Development organizations working in the region said they were particularly worried about the intersection of supply chain disruption with the upcoming agricultural calendar. Planting seasons across East and West Africa begin between April and June, and any significant shortfall in fuel, fertilizer, or seed availability during that window could reduce harvests in a way that would be felt for an entire year. Farmers who could not afford elevated input costs, or who could not access fuel for irrigation or mechanized land preparation, would plant less or not at all.
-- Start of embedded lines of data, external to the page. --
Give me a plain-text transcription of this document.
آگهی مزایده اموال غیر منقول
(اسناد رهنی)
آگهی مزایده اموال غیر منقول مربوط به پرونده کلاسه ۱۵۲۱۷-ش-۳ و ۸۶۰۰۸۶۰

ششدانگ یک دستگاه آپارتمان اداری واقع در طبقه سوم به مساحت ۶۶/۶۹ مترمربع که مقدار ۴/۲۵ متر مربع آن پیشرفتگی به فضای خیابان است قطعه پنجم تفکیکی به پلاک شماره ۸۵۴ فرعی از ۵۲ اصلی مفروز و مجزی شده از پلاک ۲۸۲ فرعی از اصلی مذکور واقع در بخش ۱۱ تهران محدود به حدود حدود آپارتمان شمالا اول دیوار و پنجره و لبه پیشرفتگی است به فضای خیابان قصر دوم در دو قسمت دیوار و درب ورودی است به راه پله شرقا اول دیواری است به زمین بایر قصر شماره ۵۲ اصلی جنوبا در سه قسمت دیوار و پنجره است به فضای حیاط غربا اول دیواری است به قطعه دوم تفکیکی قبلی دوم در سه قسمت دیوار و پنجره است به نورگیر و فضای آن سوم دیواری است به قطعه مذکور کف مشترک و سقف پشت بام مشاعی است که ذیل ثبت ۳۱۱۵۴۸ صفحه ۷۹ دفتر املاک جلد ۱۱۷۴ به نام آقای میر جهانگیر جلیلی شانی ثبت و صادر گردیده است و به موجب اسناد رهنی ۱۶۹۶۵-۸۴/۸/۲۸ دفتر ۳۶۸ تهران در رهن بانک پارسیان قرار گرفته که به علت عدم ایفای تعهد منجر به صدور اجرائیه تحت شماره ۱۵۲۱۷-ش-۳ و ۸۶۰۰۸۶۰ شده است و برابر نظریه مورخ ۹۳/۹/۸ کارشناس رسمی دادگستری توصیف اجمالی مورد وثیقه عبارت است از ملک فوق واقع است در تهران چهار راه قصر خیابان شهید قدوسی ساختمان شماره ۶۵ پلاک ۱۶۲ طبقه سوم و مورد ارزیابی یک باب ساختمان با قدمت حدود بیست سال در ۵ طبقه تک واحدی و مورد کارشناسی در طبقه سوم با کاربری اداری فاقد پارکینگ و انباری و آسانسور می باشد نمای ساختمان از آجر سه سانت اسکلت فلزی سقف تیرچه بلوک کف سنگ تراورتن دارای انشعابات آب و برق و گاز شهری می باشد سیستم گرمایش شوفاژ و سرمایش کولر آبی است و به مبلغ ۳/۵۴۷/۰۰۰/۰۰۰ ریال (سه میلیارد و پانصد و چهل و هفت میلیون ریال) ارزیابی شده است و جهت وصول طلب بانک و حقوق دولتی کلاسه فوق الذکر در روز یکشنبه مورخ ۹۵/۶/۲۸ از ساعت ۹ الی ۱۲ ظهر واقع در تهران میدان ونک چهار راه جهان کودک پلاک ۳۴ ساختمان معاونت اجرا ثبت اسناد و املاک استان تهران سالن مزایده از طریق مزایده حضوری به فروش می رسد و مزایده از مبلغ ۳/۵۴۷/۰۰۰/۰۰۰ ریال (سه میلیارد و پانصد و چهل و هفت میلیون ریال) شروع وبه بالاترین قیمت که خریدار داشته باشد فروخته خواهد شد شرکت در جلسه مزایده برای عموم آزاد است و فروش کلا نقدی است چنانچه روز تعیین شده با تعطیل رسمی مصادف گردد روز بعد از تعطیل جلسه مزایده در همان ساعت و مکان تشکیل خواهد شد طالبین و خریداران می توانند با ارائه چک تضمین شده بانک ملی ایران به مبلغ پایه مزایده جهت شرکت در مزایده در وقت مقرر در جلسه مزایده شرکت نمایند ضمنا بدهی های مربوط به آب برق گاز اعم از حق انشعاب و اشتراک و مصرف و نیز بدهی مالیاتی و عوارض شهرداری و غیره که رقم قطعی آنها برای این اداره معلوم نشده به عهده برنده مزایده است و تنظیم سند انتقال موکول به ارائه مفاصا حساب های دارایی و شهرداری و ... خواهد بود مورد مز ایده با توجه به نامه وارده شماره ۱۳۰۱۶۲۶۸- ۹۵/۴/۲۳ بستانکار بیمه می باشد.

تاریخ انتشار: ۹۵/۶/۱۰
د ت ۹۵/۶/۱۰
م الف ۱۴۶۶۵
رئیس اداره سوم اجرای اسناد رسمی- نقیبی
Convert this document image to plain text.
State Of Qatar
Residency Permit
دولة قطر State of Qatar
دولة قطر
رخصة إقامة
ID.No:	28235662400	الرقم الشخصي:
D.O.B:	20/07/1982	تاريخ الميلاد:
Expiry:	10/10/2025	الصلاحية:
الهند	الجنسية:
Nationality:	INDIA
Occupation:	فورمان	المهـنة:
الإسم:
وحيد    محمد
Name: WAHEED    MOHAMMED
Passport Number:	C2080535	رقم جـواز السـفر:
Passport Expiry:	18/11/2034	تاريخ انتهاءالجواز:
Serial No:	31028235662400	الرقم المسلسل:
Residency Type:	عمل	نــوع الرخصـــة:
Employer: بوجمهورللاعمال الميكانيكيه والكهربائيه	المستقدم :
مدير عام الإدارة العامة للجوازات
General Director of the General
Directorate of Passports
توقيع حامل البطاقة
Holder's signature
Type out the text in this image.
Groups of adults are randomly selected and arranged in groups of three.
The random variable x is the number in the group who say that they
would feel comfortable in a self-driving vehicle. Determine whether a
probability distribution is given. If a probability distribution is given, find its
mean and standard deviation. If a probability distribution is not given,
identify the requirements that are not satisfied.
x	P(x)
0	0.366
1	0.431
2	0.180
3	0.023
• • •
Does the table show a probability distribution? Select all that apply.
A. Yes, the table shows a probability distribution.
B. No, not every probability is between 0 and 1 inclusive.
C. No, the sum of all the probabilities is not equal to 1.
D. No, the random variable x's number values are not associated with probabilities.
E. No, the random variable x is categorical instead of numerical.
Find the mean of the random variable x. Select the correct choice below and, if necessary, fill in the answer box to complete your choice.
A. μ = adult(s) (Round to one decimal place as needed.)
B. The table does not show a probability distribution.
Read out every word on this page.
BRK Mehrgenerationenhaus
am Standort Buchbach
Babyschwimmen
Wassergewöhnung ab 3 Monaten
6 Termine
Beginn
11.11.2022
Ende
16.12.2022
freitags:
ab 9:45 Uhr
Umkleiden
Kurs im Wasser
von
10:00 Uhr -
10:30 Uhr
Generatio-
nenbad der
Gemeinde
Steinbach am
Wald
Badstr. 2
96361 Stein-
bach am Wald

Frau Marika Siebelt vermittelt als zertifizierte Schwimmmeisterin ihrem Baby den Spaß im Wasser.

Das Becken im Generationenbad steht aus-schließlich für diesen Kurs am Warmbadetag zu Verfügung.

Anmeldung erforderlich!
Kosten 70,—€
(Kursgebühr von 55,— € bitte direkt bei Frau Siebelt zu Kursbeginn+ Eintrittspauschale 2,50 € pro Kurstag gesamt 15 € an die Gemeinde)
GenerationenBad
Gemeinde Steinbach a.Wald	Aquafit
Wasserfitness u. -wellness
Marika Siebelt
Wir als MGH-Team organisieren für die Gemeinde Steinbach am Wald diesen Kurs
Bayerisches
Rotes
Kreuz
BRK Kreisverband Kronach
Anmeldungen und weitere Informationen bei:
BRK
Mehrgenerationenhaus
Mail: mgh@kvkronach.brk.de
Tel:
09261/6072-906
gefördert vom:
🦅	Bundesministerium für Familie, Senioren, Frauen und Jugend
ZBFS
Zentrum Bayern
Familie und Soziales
The resulting production shortfalls, unlike a shipping disruption, could not be quickly reversed when conditions improved.
The tea stranded in Mombasa’s warehouses served as a vivid symbol of a broader pattern. Global trade had become so finely calibrated, with goods moving through complex just-in-time supply chains that depended on reliable shipping, insurance, and logistics infrastructure, that a conflict in one region could rapidly transmit economic harm to producers and consumers in places entirely disconnected from the military action. Resolving the war would eventually restore those supply chains, but for the farmers, traders, and food-insecure communities absorbing the costs in real time, the eventual return to normalcy offered limited comfort for the losses accumulating day by day.
Note: This article was partially constructed using data from LLM.